Hoffmann, en Bamberg, fue incapaz de organizar una resistencia por sí sola, así pues se vio obligado a aliarse con las fuerzas más radicalmente conservadoras. Llamó entonces a las Frei Korps, a Von Epp, a Sebottendorff, a todo dios. El 26 de abril, los comunistas entraron en la sede Thule y detuvieron a su secretaria, la condesa Heila von Westarp, y seis personas más, a las que fusilaron el día 30. Uno de estos fusilados era el príncipe Gustav von Thurn und Taxis, miembro de una de las más rancias familias aristocráticas alemanas (que da nombre a un montón de vehículos coloreados en las ciudades del mundo entero), lo que fue un gravísimo golpe de imagen para el régimen sovietobávaro.

Cuando el llamado Ejército blanco contrarrevolucionario entró en Munich, el 1 de mayo, se encontró la ciudad en medio de una rebelión interna, que había sido organizada, instigada y ejecutada por los Thule.

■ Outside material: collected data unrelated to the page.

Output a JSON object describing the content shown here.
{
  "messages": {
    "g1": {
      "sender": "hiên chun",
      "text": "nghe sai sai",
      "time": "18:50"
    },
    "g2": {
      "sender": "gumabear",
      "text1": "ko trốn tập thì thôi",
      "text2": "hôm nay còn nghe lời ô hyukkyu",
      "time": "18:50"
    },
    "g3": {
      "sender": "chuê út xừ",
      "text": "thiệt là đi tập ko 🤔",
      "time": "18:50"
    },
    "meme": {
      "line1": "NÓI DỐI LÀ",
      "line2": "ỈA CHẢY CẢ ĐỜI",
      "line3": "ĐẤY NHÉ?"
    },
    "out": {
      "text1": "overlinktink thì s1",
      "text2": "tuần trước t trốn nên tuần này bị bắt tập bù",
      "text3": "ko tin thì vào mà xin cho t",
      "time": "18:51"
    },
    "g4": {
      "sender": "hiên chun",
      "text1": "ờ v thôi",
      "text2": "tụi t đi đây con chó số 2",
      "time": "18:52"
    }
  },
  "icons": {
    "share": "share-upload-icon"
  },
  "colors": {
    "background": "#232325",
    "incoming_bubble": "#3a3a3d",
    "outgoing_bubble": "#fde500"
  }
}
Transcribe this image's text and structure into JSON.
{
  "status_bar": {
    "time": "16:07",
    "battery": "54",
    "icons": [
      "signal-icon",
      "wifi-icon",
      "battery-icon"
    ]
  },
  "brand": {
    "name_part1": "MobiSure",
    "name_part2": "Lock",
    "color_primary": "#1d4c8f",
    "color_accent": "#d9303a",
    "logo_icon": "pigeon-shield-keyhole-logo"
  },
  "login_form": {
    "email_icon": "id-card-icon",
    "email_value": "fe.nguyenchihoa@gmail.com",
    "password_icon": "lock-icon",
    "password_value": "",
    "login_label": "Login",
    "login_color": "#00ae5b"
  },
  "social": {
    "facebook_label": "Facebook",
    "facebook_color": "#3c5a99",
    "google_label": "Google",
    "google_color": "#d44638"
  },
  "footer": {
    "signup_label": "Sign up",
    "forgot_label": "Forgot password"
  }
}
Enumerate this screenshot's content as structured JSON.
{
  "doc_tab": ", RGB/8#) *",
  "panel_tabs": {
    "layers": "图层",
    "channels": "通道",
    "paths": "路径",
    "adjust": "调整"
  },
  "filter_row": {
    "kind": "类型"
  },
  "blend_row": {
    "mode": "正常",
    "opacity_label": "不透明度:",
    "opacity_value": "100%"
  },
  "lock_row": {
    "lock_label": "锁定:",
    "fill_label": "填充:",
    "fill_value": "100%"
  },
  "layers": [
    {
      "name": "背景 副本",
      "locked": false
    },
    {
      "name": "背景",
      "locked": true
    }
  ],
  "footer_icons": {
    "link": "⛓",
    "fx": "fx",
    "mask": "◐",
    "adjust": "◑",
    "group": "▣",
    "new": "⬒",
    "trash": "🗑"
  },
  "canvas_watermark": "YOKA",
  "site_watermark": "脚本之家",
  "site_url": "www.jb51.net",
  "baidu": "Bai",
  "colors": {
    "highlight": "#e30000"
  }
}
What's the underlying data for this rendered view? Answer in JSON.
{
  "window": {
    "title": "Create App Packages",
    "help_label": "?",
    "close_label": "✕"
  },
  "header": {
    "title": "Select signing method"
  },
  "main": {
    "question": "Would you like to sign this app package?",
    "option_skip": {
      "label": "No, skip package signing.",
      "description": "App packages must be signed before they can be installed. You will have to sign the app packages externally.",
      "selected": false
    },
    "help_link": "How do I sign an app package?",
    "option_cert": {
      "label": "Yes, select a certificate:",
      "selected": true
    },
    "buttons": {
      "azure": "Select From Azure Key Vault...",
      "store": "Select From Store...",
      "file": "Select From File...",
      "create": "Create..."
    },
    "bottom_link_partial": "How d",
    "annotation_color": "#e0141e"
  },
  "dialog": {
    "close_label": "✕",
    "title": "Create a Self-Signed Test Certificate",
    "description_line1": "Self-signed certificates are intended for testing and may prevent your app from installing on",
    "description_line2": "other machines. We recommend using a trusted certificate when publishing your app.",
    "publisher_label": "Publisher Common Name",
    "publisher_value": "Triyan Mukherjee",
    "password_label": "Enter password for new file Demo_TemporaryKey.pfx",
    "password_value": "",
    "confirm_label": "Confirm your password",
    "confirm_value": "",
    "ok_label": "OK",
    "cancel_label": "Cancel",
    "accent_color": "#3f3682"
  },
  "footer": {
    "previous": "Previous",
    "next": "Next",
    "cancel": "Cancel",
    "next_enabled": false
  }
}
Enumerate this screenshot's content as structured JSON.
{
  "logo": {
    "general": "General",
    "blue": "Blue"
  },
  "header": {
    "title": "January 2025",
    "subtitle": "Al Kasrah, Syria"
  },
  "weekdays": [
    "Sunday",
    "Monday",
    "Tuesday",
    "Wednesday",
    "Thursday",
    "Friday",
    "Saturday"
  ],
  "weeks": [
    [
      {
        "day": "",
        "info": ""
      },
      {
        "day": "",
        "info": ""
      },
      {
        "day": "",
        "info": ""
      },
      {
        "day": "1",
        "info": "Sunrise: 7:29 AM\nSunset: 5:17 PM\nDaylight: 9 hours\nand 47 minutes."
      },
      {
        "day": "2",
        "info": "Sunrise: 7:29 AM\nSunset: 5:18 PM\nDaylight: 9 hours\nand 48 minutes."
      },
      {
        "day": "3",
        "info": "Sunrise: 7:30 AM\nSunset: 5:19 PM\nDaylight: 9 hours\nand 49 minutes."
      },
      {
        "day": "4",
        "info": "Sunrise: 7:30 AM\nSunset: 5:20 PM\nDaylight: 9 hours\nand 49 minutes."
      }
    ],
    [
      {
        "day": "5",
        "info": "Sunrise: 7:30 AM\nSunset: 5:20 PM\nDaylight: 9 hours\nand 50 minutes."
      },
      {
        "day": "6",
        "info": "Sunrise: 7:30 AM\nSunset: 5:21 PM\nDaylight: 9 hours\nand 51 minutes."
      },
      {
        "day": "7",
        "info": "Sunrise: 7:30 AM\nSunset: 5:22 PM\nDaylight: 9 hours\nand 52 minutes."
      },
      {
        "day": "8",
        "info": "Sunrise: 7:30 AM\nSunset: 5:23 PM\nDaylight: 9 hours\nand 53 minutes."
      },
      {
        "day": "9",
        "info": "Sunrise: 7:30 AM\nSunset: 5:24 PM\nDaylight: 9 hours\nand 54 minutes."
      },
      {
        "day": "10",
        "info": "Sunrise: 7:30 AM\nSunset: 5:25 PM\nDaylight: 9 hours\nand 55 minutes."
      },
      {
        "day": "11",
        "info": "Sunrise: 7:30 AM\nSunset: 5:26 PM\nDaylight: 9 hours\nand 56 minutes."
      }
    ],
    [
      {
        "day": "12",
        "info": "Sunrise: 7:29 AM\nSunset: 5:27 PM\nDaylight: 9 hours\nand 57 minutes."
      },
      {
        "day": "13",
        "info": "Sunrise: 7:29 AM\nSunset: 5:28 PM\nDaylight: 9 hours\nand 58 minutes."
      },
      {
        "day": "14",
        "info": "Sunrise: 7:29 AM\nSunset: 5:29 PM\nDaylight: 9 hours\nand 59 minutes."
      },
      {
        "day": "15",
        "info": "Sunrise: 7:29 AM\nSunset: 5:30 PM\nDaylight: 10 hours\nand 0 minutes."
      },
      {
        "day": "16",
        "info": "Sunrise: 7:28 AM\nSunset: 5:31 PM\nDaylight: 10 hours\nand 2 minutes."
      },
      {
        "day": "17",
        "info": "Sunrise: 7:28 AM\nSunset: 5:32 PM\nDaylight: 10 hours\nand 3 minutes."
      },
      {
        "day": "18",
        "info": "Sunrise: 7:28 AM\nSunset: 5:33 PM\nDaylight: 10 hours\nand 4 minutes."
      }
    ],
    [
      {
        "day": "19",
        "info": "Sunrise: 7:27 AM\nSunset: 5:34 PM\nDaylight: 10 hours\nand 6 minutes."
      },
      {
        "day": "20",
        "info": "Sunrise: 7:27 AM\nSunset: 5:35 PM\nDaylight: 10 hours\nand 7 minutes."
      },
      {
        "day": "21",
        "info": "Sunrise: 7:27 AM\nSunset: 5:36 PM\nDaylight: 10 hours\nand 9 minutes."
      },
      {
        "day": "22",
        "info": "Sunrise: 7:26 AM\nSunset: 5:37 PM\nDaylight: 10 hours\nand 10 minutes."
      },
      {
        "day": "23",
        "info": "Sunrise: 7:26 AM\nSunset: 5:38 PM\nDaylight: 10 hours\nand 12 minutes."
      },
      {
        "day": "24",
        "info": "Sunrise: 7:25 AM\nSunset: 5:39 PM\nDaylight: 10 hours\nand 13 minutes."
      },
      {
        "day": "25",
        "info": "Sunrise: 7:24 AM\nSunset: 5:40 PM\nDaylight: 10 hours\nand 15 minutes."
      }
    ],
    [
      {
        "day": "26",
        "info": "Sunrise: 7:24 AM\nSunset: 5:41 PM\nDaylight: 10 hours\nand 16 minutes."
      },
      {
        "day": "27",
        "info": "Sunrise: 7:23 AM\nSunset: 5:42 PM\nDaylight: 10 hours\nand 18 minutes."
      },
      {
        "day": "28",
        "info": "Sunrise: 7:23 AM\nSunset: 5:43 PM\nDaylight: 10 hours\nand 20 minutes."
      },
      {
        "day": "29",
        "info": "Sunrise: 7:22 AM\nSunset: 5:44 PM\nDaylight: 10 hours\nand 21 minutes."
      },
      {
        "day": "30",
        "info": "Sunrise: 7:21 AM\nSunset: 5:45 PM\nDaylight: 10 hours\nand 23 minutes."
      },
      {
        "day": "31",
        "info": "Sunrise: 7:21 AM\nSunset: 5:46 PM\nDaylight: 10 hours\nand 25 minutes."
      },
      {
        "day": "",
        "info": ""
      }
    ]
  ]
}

Cuando se logró restablecer la normalidad, regresó el gobierno Hoffmann de Bamberg; pero para todo el mundo era evidente que aquel Ejecutivo era rehén de las fuerzas radicales que le habían pavimentado el camino de regreso al poder.

El último servicio que rindió la Sociedad Thule al radicalismo conservador ultranacionalista alemán durante los difíciles meses de la revolución bávara fue acoger en sus salones del hotel Vierjahreszeiten a algunos de los líderes y formaciones de su cuerda que habían sido hostilizados, cerrados o perseguidos por el régimen. En la lista de acogidos hay nombres como los de Alfred Rosenberg, Dietrich Eckart, o Rudolf Hess.

¿Qué pasó con Sebottendorff tras las jornadas de Munich? Pues fue acusado de negligente por otros miembros de la sociedad por haber dejado en la sede los archivos de sus miembros, lo que permitió a los comunistas, cuando la tomaron, tener información preciosa de a quién y dónde encontrar. Por esta razón, el barón no volvió a asistir a reuniones de la sociedad. Abandonó la actividad política y se conformó con dirigir un pequeño periódico sobre astrología. En 1923 se fue a Suiza pero regresó en 1933, tras la victoria de Hitler, para refundar la Thule. Sin embargo, sus constantes apelaciones públicas en el sentido de que él había inventado el nacionalsocialismo (lo cual, desde un punto de vista teleolo-ideológico, no era ninguna imbecilidad) le granjearon las iras del gobierno, para el cual obviamente, todo había empezado en Mein Kampf. Así pues, fue arrestado en 1934 y, cabe suponer, acojonado en proporción suficiente como para que se marchara del país, de nuevo a Turquía. Parece ser que en Estambul trabajó para la inteligencia alemana hasta que el ejército germano abandonó la ciudad, en septiembre de 1944. Las informaciones más probables apuntan a que medio año después se suicidó tirándose al Bósforo.